Au commencement de l’hiver, la princesse Marie arriva à Moscou : les bruits de ville la mirent au courant de la triste position des Rostow. Le fils, disait-on, se sacrifiait à sa mère. « Je m’y attendais ! » se dit la princesse Marie, en voyant dans le dévouement de Nicolas une nouvelle et douce sanction de son amour. Ses rapports intimes, presque de parenté, avec la famille Rostow, lui imposaient le devoir d’aller rendre visite à la comtesse, mais le souvenir du séjour de Nicolas à Voronège lui rendait cette visite pénible.

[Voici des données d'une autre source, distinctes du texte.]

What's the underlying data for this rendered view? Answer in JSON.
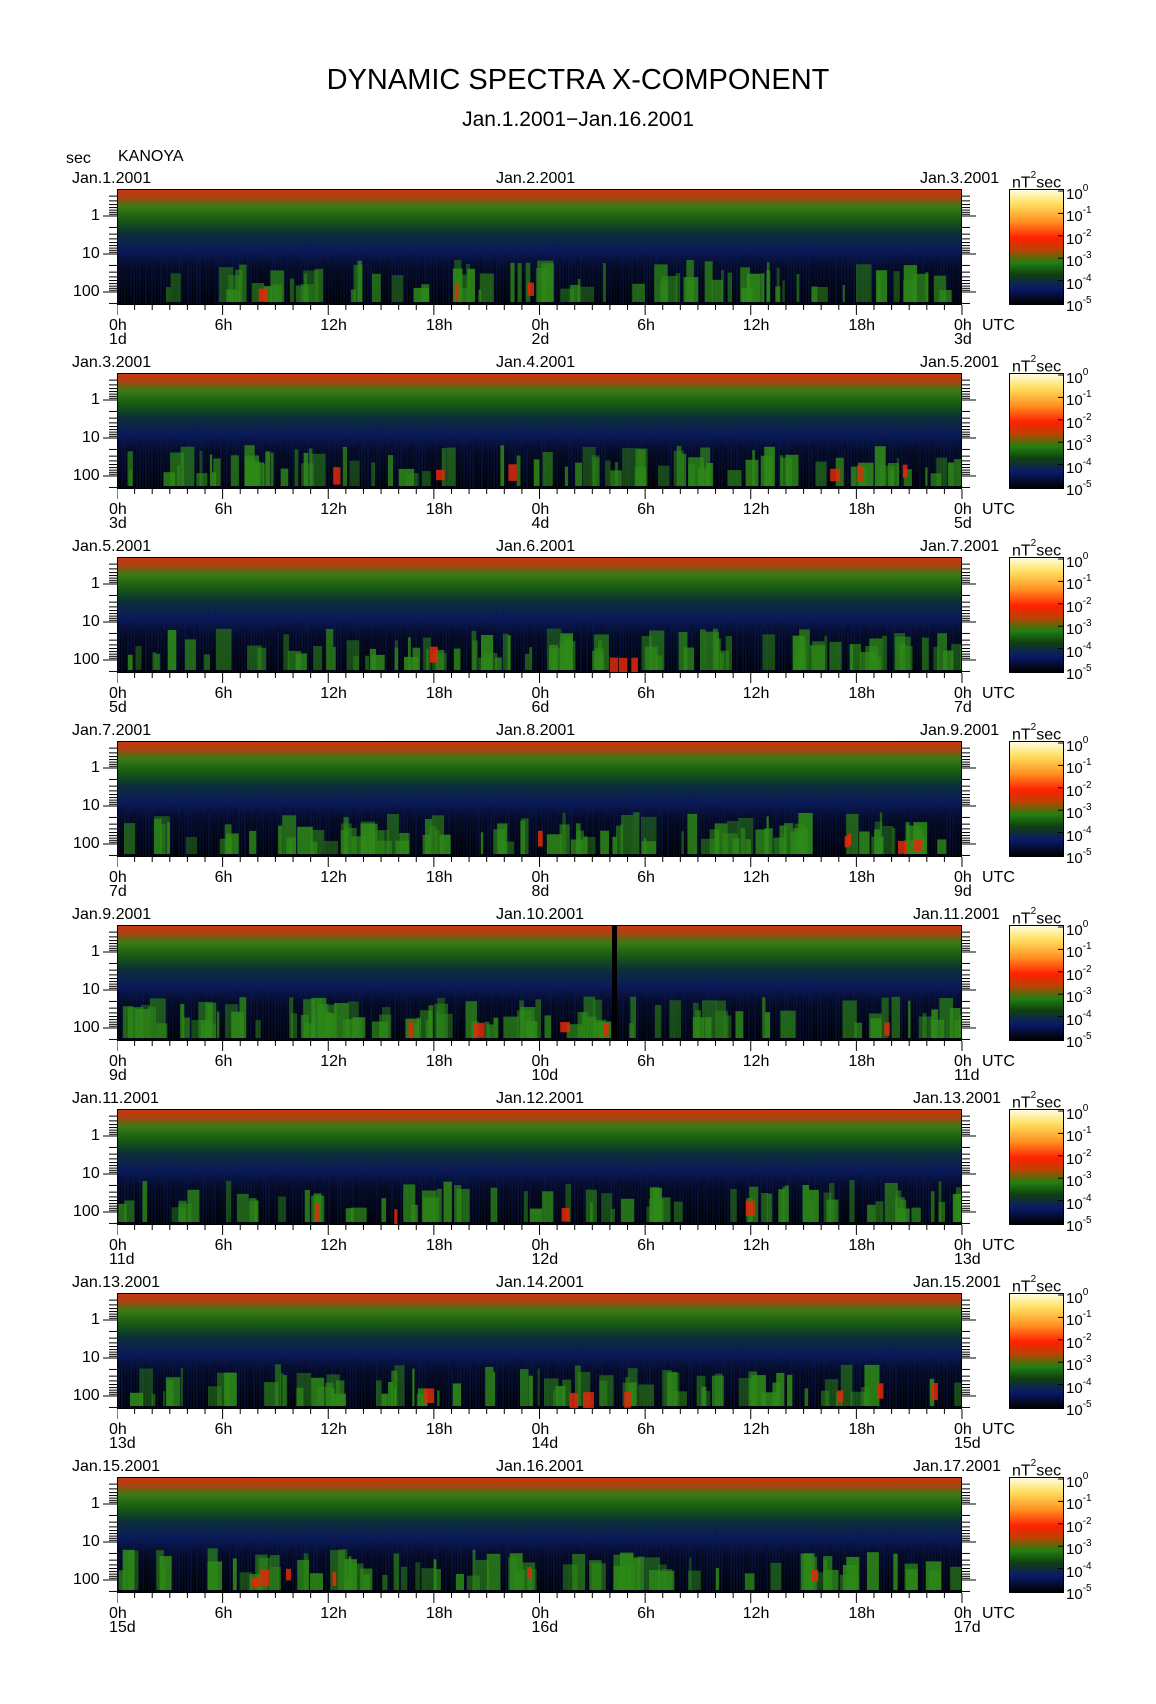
{
  "title": "DYNAMIC SPECTRA X-COMPONENT",
  "subtitle": "Jan.1.2001−Jan.16.2001",
  "y_unit_label": "sec",
  "station": "KANOYA",
  "colorbar_unit": "nT²sec",
  "utc_label": "UTC",
  "colorbar_labels": [
    "10⁰",
    "10⁻¹",
    "10⁻²",
    "10⁻³",
    "10⁻⁴",
    "10⁻⁵"
  ],
  "colorbar_bases": [
    "10",
    "10",
    "10",
    "10",
    "10",
    "10"
  ],
  "colorbar_exps": [
    "0",
    "-1",
    "-2",
    "-3",
    "-4",
    "-5"
  ],
  "colors": {
    "background": "#000000",
    "low_noise": "#0a1a6a",
    "mid": "#208010",
    "high": "#ff2000",
    "max": "#fffde0"
  },
  "chart_data": {
    "type": "heatmap",
    "panels": [
      {
        "left_date": "Jan.1.2001",
        "mid_date": "Jan.2.2001",
        "right_date": "Jan.3.2001",
        "day_labels": [
          "1d",
          "2d",
          "3d"
        ]
      },
      {
        "left_date": "Jan.3.2001",
        "mid_date": "Jan.4.2001",
        "right_date": "Jan.5.2001",
        "day_labels": [
          "3d",
          "4d",
          "5d"
        ]
      },
      {
        "left_date": "Jan.5.2001",
        "mid_date": "Jan.6.2001",
        "right_date": "Jan.7.2001",
        "day_labels": [
          "5d",
          "6d",
          "7d"
        ]
      },
      {
        "left_date": "Jan.7.2001",
        "mid_date": "Jan.8.2001",
        "right_date": "Jan.9.2001",
        "day_labels": [
          "7d",
          "8d",
          "9d"
        ]
      },
      {
        "left_date": "Jan.9.2001",
        "mid_date": "Jan.10.2001",
        "right_date": "Jan.11.2001",
        "day_labels": [
          "9d",
          "10d",
          "11d"
        ]
      },
      {
        "left_date": "Jan.11.2001",
        "mid_date": "Jan.12.2001",
        "right_date": "Jan.13.2001",
        "day_labels": [
          "11d",
          "12d",
          "13d"
        ]
      },
      {
        "left_date": "Jan.13.2001",
        "mid_date": "Jan.14.2001",
        "right_date": "Jan.15.2001",
        "day_labels": [
          "13d",
          "14d",
          "15d"
        ]
      },
      {
        "left_date": "Jan.15.2001",
        "mid_date": "Jan.16.2001",
        "right_date": "Jan.17.2001",
        "day_labels": [
          "15d",
          "16d",
          "17d"
        ]
      }
    ],
    "x_tick_labels": [
      "0h",
      "6h",
      "12h",
      "18h",
      "0h",
      "6h",
      "12h",
      "18h",
      "0h"
    ],
    "y_tick_labels": [
      "1",
      "10",
      "100"
    ],
    "y_scale": "log",
    "colorbar_range": [
      "10^-5",
      "10^0"
    ],
    "colorscale": "log"
  }
}
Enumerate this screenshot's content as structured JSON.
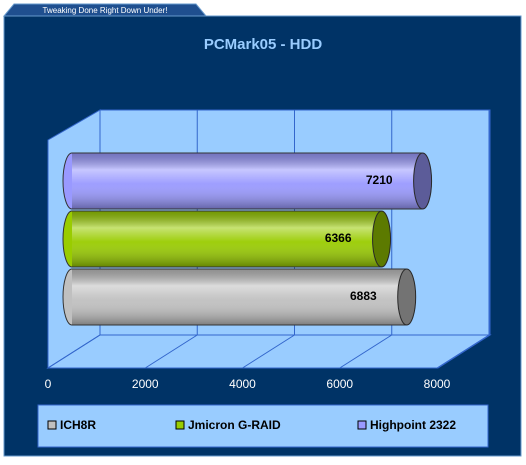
{
  "banner": "Tweaking Done Right Down Under!",
  "chart_data": {
    "type": "bar",
    "orientation": "horizontal",
    "title": "PCMark05 - HDD",
    "series": [
      {
        "name": "ICH8R",
        "color": "#c0c0c0",
        "values": [
          6883
        ]
      },
      {
        "name": "Jmicron G-RAID",
        "color": "#99cc00",
        "values": [
          6366
        ]
      },
      {
        "name": "Highpoint 2322",
        "color": "#9999ff",
        "values": [
          7210
        ]
      }
    ],
    "xlim": [
      0,
      8000
    ],
    "xticks": [
      0,
      2000,
      4000,
      6000,
      8000
    ],
    "grid": true,
    "legend": "bottom"
  }
}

Elle laissa passer quelques semaines avant de la faire. Nicolas fut le premier à la recevoir, car on ne pouvait entrer chez sa mère qu’en traversant sa chambre. À sa vue, le visage de ce dernier exprima, au lieu de la joie qu’elle s’attendait à y lire, une froideur sèche et hautaine. Il s’informa de sa santé, la conduisit près de la comtesse, et les quitta au bout de quelques secondes. La visite terminée, il la reconduisit avec une réserve marquée jusqu’à l’antichambre, et répondit à peine à ses questions sur la santé de sa mère. « Que vous importe ? semblait dire son regard, laissez-moi en paix. »

« Je ne puis souffrir ces dames et leurs amabilités, dit-il à Sonia, lorsque la voiture de la princesse se fut éloignée. Qu’ont-elles besoin de venir ?

— C’est mal à vous de parler ainsi, Nicolas, répondit Sonia en cachant avec peine sa joie. Elle est si bonne, et maman l’aime tant ! » Nicolas garda le silence et aurait voulu oublier cette visite, mais la comtesse y revenait à tout propos ; ne tarissant pas en éloges sur le compte de la princesse Marie, elle insistait pour que son fils lui rendît sa politesse, et exprimait le désir de la voir plus souvent. On sentait que le silence de Nicolas à ce sujet l’irritait.